With November and, at most, two weeks in December remaining this year, it is highly doubtful the Mexican leather business will pick up dramatically, or at least with enough significance to end a difficult 2003 on a positive note for both cattle hide producers and leather tanners as well.

Firstly, in early October, one of the three big packers chose to withdraw their weekly offering list one day after they had initially made them available to the international market.

The following week, that very same big packer made available a similar offering list, however with one exception.

All the same, in fact identical, selections and likewise quantities, were now exactly US$5/pc higher than the prior week’s offering list.

Was the overwhelming demand from the combined Asian, European and South American continents for USA cattle hides enough to justify such a move? Or, perhaps, did the recent Shanghai Leather Fair in September create an excess for orders that would cause this great demand in all selections of big packer cattlehides?

According to market reports, both recent hides sales and export numbers do not indicate this. In fact, sources reflect quite the opposite, a deep quiet in the markets. And, this case is true on a global basis, not just in localised, perhaps depressed areas. In fact, on the flipside, rumours tell of various hide producers throughout Europe stockpiling their hides due to very poor sales.
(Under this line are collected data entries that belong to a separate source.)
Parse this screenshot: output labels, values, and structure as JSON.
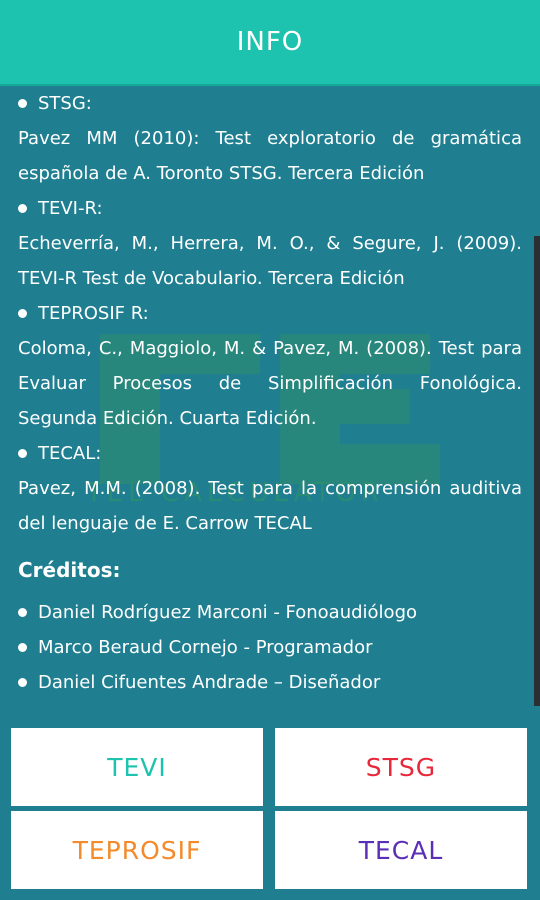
{
  "appbar": {
    "title": "INFO"
  },
  "watermark": {
    "text": "TEL CALCULATOR"
  },
  "references": [
    {
      "label": "STSG:",
      "text": "Pavez MM (2010): Test exploratorio de gramática española de A. Toronto STSG. Tercera Edición"
    },
    {
      "label": "TEVI-R:",
      "text": "Echeverría, M., Herrera, M. O., & Segure, J. (2009). TEVI-R Test de Vocabulario. Tercera Edición"
    },
    {
      "label": "TEPROSIF R:",
      "text": "Coloma, C., Maggiolo, M. & Pavez, M. (2008). Test para Evaluar Procesos de Simplificación Fonológica. Segunda Edición. Cuarta Edición."
    },
    {
      "label": "TECAL:",
      "text": "Pavez, M.M. (2008). Test para la comprensión auditiva del lenguaje de E. Carrow TECAL"
    }
  ],
  "credits": {
    "title": "Créditos:",
    "items": [
      "Daniel Rodríguez Marconi - Fonoaudiólogo",
      "Marco Beraud Cornejo - Programador",
      "Daniel Cifuentes Andrade – Diseñador"
    ]
  },
  "buttons": {
    "tevi": "TEVI",
    "stsg": "STSG",
    "teprosif": "TEPROSIF",
    "tecal": "TECAL"
  },
  "colors": {
    "appbar": "#1dc3ae",
    "background": "#1f7f91",
    "tevi": "#1dc3ae",
    "stsg": "#e8283a",
    "teprosif": "#f38b2b",
    "tecal": "#5a2fb5"
  }
}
Secondly, the Mexican currency, which had strengthened earlier in the year, following the ousting of Saddam Hussein by allied forces in Iraq, suffered an unexpected devaluation of around 7%, which not only overcame the tanners by surprise but obviously caused a hiccup in the ability to pay for current hide shipments.

Coupling this factor with increased hide prices, whether realistic or simply artificial, would equally create a very complicated scenario for both Mexican tanners and USA producers wishing to export their hides into Mexico as well.
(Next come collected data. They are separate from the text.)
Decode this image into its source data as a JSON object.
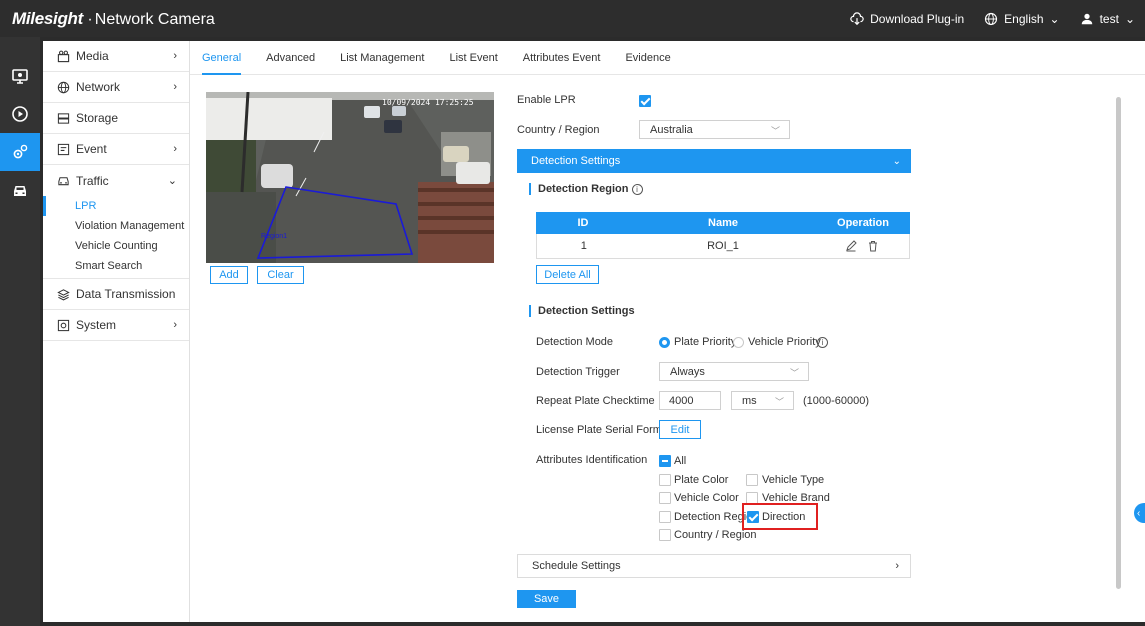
{
  "header": {
    "brand": "Milesight",
    "product": "Network Camera",
    "download_label": "Download Plug-in",
    "language_label": "English",
    "user_label": "test"
  },
  "rail": [
    "live-view-icon",
    "playback-icon",
    "settings-icon",
    "vehicle-icon"
  ],
  "sidebar": {
    "items": [
      {
        "label": "Media",
        "icon": "media-icon",
        "expandable": true
      },
      {
        "label": "Network",
        "icon": "globe-icon",
        "expandable": true
      },
      {
        "label": "Storage",
        "icon": "storage-icon",
        "expandable": false
      },
      {
        "label": "Event",
        "icon": "event-icon",
        "expandable": true
      },
      {
        "label": "Traffic",
        "icon": "car-icon",
        "expandable": true
      }
    ],
    "traffic_sub": [
      "LPR",
      "Violation Management",
      "Vehicle Counting",
      "Smart Search"
    ],
    "bottom_items": [
      {
        "label": "Data Transmission",
        "icon": "layers-icon"
      },
      {
        "label": "System",
        "icon": "system-icon"
      }
    ]
  },
  "tabs": [
    "General",
    "Advanced",
    "List Management",
    "List Event",
    "Attributes Event",
    "Evidence"
  ],
  "video": {
    "timestamp": "10/09/2024 17:25:25",
    "region_label": "Region1",
    "add_label": "Add",
    "clear_label": "Clear"
  },
  "form": {
    "enable_lpr_label": "Enable LPR",
    "enable_lpr": true,
    "country_label": "Country / Region",
    "country_value": "Australia",
    "detection_settings_header": "Detection Settings",
    "detection_region_title": "Detection Region",
    "table": {
      "headers": [
        "ID",
        "Name",
        "Operation"
      ],
      "rows": [
        {
          "id": "1",
          "name": "ROI_1"
        }
      ]
    },
    "delete_all_label": "Delete All",
    "detection_settings_title": "Detection Settings",
    "detection_mode_label": "Detection Mode",
    "mode_plate": "Plate Priority",
    "mode_vehicle": "Vehicle Priority",
    "detection_trigger_label": "Detection Trigger",
    "detection_trigger_value": "Always",
    "repeat_label": "Repeat Plate Checktime",
    "repeat_value": "4000",
    "repeat_unit": "ms",
    "repeat_range": "(1000-60000)",
    "serial_label": "License Plate Serial Format",
    "edit_label": "Edit",
    "attributes_label": "Attributes Identification",
    "attr_all": "All",
    "attr_plate_color": "Plate Color",
    "attr_vehicle_type": "Vehicle Type",
    "attr_vehicle_color": "Vehicle Color",
    "attr_vehicle_brand": "Vehicle Brand",
    "attr_detection_region": "Detection Region",
    "attr_direction": "Direction",
    "attr_country": "Country / Region",
    "schedule_label": "Schedule Settings",
    "save_label": "Save"
  },
  "colors": {
    "accent": "#1e96f0",
    "highlight": "#e02020",
    "topbar": "#2d2d2d"
  }
}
It is necessary to point out the currency devaluation came about as a result of a negative international credit rating issued against Mexico. Naturally this type of rating would bear a significant impact on the desire of foreign capital investing in Mexico. The fact is the country is exactly halfway through the tenure of the Fox government and little, if any at all change or improvements have been achieved. Both the party as a whole and the president himself are under great scrutiny creating doubt regarding their effectiveness.

During my visit to Leon in the last week of October, one prominent tanner, a consistent customer for us, very clearly indicated to me most tanners in Leon had already purchased hides for the remainder of the year in early September, anticipating the same move cattle hide producers try to play at this time of year, time and time again.

He simply said: ‘Artificial market fluctuations don’t affect us any more. We’ve learned to play with the big packers.’

As to the currency fluctuation: ‘We are accustomed to the volatility of the peso. This alone will not hinder us from purchasing additional product even if it is in excess of what our needs may require at the moment. However, just because we are a developing country does not mean we are not important to USA producers. Just look at the influence China plays in the industry.’

Is there any doubt these guys will just not allow themselves to be taken advantage of?